Na última quarta-feira (08/02), o Supremo Tribunal Federal – STF finalizou o julgamento dos Temas 881 e 885, que tiveram como controvérsia a possibilidade de um contribuinte, que obteve decisão favorável em matéria tributária com trânsito em julgado, perder automaticamente seu direito em razão de entendimento superveniente do STF que considere a cobrança constitucional, desde que proferido em ação direta ou em sede de repercussão geral (no caso concreto, o julgamento envolveu a Contribuição Social sobre o Lucro – CSL)   

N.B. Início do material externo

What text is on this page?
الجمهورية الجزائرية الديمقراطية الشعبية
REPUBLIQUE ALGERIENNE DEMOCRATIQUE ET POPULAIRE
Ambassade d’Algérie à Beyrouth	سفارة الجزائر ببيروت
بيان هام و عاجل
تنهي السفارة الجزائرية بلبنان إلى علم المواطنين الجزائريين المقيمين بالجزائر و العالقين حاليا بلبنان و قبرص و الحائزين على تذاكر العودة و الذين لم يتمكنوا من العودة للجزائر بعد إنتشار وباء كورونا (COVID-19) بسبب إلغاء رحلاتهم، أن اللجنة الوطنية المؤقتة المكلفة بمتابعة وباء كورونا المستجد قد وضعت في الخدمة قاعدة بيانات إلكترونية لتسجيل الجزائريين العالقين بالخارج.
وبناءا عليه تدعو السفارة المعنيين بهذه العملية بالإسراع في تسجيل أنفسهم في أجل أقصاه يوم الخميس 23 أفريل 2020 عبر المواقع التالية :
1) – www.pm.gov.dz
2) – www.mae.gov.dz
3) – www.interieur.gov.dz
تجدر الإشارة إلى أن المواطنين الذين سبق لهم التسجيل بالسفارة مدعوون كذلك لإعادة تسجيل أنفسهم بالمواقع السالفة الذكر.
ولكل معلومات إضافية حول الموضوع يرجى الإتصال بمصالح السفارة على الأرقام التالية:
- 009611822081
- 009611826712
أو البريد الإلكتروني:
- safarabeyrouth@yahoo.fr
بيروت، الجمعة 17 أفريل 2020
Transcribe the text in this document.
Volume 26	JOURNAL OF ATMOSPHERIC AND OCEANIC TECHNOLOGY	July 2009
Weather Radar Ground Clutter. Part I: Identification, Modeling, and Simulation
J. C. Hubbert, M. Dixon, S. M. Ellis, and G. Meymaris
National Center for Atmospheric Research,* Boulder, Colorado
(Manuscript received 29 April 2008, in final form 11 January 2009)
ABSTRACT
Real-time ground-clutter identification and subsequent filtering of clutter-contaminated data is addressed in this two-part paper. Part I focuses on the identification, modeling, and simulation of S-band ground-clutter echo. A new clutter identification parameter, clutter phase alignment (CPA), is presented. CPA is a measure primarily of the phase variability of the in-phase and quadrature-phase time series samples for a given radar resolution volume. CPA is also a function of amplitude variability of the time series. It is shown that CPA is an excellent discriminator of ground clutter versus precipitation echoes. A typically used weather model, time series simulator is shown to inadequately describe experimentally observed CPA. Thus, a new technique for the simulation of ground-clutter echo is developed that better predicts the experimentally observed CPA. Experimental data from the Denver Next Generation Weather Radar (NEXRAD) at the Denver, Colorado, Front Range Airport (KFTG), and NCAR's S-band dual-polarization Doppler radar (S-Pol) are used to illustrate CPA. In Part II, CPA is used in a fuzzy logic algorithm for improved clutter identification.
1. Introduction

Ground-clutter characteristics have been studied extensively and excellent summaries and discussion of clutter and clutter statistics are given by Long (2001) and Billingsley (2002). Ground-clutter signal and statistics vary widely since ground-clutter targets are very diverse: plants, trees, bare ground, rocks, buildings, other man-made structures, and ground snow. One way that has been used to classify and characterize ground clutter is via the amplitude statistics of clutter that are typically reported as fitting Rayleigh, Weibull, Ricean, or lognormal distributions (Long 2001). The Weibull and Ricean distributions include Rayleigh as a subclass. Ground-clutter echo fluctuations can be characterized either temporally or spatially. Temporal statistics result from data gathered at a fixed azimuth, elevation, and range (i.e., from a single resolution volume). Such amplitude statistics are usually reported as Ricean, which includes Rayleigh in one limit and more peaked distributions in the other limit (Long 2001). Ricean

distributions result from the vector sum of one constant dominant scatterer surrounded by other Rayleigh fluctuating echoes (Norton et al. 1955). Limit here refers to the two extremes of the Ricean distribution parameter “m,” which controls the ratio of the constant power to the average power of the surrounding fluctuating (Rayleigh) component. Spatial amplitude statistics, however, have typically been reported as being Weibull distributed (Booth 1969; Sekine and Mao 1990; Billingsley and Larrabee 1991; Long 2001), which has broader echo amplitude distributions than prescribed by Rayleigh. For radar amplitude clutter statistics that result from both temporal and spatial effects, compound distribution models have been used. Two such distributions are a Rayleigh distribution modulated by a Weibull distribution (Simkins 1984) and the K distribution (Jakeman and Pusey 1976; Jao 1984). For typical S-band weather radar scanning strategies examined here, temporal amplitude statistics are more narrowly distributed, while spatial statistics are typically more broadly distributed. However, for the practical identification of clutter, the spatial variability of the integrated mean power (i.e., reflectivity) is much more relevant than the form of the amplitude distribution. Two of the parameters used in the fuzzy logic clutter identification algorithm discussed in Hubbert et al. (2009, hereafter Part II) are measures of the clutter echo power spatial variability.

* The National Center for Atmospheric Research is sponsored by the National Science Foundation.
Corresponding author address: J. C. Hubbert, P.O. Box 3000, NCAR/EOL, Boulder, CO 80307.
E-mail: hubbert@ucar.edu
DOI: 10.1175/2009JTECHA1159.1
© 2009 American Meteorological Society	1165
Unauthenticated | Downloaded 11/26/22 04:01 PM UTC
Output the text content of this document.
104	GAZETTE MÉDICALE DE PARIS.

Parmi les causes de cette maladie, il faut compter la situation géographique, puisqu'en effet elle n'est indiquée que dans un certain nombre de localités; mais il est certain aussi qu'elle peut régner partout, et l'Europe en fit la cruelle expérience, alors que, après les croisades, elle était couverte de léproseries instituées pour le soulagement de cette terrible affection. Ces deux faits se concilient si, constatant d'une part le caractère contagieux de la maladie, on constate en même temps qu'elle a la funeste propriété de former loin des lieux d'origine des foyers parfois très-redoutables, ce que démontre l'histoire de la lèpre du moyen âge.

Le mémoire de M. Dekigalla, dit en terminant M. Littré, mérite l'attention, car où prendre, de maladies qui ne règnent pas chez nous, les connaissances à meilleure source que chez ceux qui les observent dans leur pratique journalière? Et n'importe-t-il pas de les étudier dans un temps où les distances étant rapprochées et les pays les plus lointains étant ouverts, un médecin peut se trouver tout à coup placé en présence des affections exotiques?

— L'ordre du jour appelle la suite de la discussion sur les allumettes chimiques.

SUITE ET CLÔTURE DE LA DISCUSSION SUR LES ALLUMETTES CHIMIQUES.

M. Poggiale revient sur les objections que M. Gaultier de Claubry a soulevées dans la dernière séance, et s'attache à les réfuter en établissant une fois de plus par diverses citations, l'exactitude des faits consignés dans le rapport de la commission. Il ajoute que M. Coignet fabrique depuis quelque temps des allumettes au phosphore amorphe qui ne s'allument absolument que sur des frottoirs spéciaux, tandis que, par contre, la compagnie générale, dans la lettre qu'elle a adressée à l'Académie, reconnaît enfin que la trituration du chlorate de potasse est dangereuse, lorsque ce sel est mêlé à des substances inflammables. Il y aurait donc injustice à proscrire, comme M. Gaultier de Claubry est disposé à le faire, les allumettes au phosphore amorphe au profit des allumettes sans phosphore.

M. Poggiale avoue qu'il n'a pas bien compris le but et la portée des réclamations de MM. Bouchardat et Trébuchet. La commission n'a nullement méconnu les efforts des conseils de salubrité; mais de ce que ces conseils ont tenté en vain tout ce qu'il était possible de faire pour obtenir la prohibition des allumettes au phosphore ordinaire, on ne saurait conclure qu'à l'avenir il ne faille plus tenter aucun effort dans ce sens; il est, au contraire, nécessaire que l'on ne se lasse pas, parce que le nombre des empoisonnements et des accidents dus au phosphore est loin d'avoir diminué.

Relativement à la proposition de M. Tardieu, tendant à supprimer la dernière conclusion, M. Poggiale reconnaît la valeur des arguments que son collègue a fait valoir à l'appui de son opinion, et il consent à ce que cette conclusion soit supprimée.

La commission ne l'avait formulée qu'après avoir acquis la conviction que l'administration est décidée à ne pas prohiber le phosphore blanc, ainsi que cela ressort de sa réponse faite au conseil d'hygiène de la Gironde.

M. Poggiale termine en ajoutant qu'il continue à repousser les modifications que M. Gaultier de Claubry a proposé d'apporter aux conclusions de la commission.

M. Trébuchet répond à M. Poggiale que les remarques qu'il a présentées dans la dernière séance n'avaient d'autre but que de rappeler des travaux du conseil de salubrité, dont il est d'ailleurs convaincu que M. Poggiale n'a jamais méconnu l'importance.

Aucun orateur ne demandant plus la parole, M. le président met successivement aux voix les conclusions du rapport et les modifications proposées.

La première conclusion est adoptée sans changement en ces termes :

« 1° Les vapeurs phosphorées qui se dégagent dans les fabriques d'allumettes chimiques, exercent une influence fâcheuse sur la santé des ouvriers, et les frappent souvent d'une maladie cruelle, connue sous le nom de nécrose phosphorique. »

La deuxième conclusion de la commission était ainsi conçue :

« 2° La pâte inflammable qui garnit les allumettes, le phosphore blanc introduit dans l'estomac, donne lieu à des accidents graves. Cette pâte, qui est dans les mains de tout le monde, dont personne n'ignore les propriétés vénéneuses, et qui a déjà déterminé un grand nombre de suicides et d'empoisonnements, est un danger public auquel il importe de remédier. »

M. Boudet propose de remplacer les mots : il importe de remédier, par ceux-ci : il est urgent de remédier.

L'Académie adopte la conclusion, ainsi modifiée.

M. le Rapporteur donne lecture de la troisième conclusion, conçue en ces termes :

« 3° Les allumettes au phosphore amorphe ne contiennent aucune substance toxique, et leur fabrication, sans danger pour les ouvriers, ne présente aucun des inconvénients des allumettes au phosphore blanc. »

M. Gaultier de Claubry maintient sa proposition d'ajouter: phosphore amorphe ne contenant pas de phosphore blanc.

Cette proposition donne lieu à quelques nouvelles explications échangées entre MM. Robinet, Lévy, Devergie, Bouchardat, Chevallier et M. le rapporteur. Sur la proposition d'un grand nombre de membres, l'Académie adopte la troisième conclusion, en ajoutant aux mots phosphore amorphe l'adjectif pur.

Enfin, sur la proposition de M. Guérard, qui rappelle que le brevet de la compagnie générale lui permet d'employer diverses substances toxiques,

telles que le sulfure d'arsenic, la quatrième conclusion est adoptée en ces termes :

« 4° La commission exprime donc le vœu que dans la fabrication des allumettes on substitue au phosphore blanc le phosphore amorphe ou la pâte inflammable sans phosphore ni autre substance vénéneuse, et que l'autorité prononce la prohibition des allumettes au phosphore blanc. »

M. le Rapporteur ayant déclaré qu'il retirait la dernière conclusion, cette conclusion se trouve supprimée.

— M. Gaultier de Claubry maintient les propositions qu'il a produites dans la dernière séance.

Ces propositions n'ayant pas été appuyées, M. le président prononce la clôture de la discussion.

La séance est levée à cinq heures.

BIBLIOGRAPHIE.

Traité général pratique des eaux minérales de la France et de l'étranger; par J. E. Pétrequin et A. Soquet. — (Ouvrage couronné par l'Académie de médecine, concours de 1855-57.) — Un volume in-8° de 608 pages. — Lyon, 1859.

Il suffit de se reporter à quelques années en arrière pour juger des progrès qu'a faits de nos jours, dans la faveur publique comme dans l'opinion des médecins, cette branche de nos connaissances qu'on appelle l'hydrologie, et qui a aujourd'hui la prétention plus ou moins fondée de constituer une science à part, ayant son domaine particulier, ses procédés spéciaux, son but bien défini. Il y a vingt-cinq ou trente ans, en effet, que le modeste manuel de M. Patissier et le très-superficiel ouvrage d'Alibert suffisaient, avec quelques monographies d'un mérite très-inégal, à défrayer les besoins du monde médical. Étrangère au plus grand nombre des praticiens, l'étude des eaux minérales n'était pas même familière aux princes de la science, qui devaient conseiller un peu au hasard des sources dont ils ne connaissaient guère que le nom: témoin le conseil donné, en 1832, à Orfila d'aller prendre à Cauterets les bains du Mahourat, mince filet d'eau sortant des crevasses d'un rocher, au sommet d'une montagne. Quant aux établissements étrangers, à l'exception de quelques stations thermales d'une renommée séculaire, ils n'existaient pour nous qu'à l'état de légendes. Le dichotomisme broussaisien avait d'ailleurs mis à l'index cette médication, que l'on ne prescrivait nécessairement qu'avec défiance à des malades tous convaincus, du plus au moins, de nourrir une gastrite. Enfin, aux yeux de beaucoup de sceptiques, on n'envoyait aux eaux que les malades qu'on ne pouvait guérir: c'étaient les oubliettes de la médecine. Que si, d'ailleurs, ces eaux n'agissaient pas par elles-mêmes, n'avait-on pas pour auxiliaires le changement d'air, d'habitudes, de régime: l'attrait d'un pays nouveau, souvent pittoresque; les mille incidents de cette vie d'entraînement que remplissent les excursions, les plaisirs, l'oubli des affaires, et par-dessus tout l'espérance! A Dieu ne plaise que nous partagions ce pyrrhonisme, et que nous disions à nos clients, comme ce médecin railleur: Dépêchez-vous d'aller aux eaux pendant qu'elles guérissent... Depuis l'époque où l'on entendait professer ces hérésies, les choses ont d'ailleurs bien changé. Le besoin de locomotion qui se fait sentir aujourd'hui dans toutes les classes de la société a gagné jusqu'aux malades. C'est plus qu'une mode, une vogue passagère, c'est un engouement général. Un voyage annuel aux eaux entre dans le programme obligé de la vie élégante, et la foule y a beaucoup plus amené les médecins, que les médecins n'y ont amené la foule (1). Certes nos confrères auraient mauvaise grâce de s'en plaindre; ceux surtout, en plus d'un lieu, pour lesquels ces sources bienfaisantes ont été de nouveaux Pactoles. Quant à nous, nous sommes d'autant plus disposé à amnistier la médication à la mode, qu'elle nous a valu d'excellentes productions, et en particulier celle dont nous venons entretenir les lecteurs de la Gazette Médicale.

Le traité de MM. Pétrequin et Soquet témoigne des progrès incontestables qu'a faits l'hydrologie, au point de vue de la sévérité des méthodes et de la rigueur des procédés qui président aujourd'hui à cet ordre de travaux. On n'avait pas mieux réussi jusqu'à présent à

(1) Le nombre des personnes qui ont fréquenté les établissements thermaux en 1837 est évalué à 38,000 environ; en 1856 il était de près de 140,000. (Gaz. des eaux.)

Por unanimidade, os ministros entenderam que a decisão posterior, em ação direta de inconstitucionalidade ou em sede de repercussão geral, pode rescindir a coisa julgada, permitindo assim, nas relações jurídicas de trato continuado/sucessivo, a cobrança de tributos mesmo que os contribuintes estejam protegidos pela coisa julgada individual.   

Mas, o que trouxe mais surpresa aos contribuintes não foi isso. A maior surpresa desses julgados residiu no afastamento da modulação dos efeitos da decisão, pois, por apertada maioria de votos (6×5), os ministros permitiram a exigência retroativa de tributos pela RFB, quando já existir decisão anterior do STF, em repercussão geral ou em controle concentrado, reconhecendo a constitucionalidade daquela cobrança do tributo.   

Veja-se a tese que foi fixada: “1. As decisões do STF em controle incidental de constitucionalidade, anteriores à instituição do regime de repercussão geral, não impactam automaticamente a coisa julgada que se tenha formado, mesmo nas relações jurídicas tributárias de trato sucessivo. 2. Já as decisões proferidas em ação direta ou em sede de repercussão geral interrompem automaticamente os efeitos temporais das sentenças transitadas em julgado nas referidas relações, respeitadas a irretroatividade, a anterioridade anual e a noventena ou a anterioridade nonagesimal, conforme a natureza do tributo.”  

Do ponto de vista prático, diante da ausência de modulação dos efeitos dessa decisão pelo STF, a administração tributária poderia, independente de ação rescisória, proceder ao lançamento e cobrança dos tributos que deixaram de ser pagos pelos contribuintes por força de decisão judicial favorável transitada em julgado, relativamente a fatos geradores posteriores à respectiva decisão do STF, sendo desnecessário o manejo de ação rescisória, com a observância, porém, da anterioridade tributária anual e nonagesimal, conforme definido nos Temas 881 e 885. 

A nosso ver, tal como foi julgado em 08/02, há uma contradição no que o STF decidiu em relação ao respeito à Segurança Jurídica, pois, se por um lado reconheceu a necessidade de se respeitar o Princípio da Anterioridade em relação à decisão do STF que venha a alterar o entendimento da coisa julgada individual, por outro lado não considerou que essa decisão aqui comentada, proferida no dia 08/02, por ser a decisão que trouxe efetivamente ao nosso ordenamento jurídico este entendimento, também precisaria dar aos contribuintes a mesma proteção dos Princípio da Anterioridade e da Irretroatividade.    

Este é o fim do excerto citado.